Eating Marshmallows

by thelifesavour

Have you heard the Tommy Cooper joke:  “I had a dream last night, I was eating a ten pound marshmallow. I woke up this morning and the pillow was gone” ?

I thought of it in the early hours of this morning when my baby in marshmallow coloured pyjamas decided it would be better to chew my pillows rather than fall back asleep after her feed. I wonder what she dreamt of when she did finally drift off an hour and half later.

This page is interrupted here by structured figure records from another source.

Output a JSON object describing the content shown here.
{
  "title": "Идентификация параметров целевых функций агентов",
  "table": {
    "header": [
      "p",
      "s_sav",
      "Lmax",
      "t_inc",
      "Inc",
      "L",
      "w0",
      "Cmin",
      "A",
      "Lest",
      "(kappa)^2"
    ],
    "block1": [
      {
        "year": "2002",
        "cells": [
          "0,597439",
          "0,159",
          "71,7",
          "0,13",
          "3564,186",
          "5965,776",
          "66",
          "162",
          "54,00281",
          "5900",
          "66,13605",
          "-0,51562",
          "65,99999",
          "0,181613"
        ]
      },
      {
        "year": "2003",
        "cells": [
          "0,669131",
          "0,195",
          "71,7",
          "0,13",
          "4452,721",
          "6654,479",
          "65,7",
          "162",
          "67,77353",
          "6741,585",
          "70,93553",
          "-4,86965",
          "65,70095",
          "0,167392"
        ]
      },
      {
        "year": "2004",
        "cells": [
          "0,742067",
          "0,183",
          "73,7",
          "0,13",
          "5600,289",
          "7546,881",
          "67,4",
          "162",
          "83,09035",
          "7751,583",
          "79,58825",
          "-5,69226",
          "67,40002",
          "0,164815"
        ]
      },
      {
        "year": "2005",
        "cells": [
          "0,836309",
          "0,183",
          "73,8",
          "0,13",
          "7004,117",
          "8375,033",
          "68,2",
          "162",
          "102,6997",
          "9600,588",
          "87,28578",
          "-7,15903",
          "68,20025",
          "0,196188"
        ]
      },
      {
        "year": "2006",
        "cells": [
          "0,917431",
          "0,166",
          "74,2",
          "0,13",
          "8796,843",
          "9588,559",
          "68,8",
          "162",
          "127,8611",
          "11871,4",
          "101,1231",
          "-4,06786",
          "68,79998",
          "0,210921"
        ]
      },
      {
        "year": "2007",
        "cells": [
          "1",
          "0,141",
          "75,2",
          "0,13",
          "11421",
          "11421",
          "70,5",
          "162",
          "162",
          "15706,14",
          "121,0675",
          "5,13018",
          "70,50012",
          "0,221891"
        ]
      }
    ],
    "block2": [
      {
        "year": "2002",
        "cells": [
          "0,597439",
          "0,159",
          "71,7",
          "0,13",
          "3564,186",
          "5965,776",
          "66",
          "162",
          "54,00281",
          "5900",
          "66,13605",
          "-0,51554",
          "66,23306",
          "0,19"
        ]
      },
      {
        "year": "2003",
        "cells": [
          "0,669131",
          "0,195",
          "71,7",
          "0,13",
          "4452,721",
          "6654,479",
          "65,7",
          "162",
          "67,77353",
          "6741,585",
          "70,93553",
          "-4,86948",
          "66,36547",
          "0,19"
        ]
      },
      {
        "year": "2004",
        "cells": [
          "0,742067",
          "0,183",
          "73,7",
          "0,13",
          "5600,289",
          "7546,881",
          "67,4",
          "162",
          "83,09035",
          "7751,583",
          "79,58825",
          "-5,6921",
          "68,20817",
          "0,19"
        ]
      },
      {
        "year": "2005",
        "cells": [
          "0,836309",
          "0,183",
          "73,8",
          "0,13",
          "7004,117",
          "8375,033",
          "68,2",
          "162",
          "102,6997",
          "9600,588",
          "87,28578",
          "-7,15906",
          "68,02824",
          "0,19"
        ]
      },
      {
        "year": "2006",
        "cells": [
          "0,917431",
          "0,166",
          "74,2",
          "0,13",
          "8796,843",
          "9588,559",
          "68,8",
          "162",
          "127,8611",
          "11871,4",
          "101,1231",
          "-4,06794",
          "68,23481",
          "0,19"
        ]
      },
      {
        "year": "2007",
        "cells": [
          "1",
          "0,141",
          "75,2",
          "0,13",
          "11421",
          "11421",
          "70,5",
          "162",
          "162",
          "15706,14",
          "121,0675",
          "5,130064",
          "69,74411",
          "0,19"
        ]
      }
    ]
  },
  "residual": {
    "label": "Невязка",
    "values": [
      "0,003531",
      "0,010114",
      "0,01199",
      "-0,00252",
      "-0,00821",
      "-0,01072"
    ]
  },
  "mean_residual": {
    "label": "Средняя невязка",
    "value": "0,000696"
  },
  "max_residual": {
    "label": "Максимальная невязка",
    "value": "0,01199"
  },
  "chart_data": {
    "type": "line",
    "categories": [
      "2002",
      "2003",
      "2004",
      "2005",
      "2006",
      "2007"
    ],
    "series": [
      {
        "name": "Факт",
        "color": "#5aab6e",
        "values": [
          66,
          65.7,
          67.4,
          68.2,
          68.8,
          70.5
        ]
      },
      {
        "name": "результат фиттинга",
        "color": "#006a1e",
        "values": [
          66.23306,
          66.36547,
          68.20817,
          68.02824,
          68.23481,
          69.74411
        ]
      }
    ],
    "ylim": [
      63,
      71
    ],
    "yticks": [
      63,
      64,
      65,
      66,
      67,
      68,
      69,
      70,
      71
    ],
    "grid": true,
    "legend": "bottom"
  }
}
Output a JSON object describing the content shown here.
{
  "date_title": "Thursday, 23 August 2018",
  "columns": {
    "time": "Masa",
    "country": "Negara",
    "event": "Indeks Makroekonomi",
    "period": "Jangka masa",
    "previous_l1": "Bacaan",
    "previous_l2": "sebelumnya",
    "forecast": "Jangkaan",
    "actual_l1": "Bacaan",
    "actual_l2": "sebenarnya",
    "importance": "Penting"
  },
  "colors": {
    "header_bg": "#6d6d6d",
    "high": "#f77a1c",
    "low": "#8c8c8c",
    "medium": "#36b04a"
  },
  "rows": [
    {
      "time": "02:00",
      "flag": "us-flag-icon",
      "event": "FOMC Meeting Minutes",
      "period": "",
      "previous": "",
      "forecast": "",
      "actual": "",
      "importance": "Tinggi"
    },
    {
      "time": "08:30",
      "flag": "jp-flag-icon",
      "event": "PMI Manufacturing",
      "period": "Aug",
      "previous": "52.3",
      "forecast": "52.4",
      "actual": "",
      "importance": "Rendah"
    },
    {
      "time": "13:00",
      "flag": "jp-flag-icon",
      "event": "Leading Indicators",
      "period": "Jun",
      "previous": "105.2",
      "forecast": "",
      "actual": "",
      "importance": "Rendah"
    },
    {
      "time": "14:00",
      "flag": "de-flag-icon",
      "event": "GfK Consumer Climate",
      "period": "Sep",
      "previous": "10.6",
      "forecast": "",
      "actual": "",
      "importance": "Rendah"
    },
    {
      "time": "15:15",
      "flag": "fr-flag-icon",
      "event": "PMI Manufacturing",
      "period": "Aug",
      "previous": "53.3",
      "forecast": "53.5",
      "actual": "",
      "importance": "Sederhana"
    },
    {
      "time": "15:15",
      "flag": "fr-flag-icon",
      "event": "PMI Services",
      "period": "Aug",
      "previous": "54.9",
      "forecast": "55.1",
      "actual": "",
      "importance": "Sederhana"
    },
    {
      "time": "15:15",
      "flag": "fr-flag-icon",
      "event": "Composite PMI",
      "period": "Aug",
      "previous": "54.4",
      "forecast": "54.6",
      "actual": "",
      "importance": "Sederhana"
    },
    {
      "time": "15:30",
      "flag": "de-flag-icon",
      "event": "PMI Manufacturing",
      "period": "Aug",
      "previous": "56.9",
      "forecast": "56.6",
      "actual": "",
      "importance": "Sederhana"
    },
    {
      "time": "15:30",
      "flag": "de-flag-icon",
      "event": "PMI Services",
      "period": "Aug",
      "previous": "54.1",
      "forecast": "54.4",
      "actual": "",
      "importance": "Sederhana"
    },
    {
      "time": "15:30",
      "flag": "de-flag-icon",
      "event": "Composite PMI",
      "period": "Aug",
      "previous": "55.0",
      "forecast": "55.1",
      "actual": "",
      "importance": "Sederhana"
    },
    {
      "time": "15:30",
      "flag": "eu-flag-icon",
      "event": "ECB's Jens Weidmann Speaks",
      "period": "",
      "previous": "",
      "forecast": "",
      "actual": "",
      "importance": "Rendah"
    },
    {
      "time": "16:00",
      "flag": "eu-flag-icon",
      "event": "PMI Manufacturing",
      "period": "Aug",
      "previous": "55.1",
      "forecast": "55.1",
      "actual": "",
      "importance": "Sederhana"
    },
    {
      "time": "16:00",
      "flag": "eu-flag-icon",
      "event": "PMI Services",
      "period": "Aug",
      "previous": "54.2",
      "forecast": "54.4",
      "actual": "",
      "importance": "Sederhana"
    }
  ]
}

As I’m writing this I’m eating my own marshmallow, a Gandour one, my new favourite Lebanese treat- very similar to the chocolate teacakes you find in the UK but better, with no biscuit and stickier marshmallow. We discovered them last week when on his way home from a jog my husband went to buy wine in one of the few shops that sells alcohol in our mainly Muslim neighbourhood. He came back with a bottle of red and one of the foil wrapped mallows.

What’s this?

I’ll explain later! 

While he showered after his run, I made up my own explanation, thinking that they must have been short of change and given it to him in place of a 500 lire coin. But it turned out I was wrong.   The shopkeeper, who had lived in Italy for 8 years, was overcome with emotion when he discovered my husband’s nationality and gave it to him as a gift. Oh how the Lebanese love the Italians! And oh how I love marshmallows!